Hun Sen permanece como força dominante na política do Camboja

Transição para o filho Hun Manet não significou mudança real no poder, apontam analistas

Por anos, foi comum descrever o Camboja como um país estagnado, preso em uma estase autoritária, imune a pressões e a mudanças significativas. Essa avaliação, no entanto, começa a parecer questionável. Embora Hun Sen claramente continue sendo a força dominante na política cambojana, sua legitimidade dentro de seu partido, o Partido Popular do Camboja (CPP), está provavelmente mais diminuída hoje do que em qualquer momento da última década.

O cenário político se complexifica com a formalização da sucessão: Hun Manet, filho de Hun Sen, assumiu o cargo de primeiro-ministro, mas o pai segue sendo a figura central do poder. Enquanto isso, justamente quando uma potencial “janela de oportunidade” para mudança se abre, a resposta internacional permanece descalibrada, tímida e perigosamente fora de sintonia com a realidade, segundo análise publicada no The Diplomat.

Esta “janela” não representa um momento de despertar democrático. O Camboja não está repentinamente à beira de uma revolta popular. Na verdade, o nacionalismo pró-CPP está em seu ponto mais alto, alimentado inclusive por tensões regionais. No entanto, a opinião pública deixou de influenciar o regime há muito tempo, se é que alguma vez o fez. A mudança em curso é algo muito mais familiar e consequente em um estado unipartidário completamente criminalizado: um momento de fratura incipiente dentro da própria elite.

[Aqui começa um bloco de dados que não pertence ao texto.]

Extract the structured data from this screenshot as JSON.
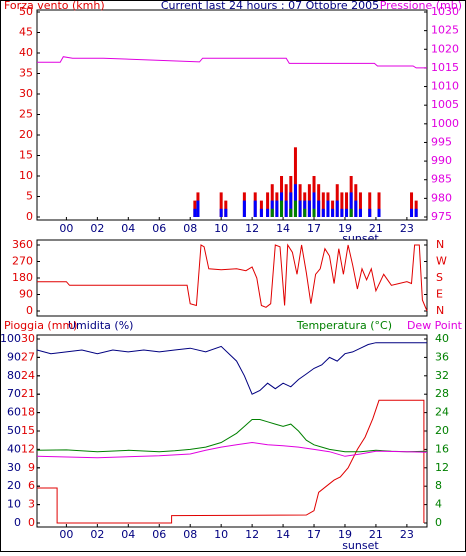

Analistas sugerem que este é um período crítico, onde disputas internas no seio do partido no poder podem criar brechas imprevisíveis. A incapacidade da comunidade internacional em reconhecer e engajar-se com essas nuances internas pode significar perder uma chance rara de influenciar a trajetória do país, com consequências que se estendem para além das suas fronteiras.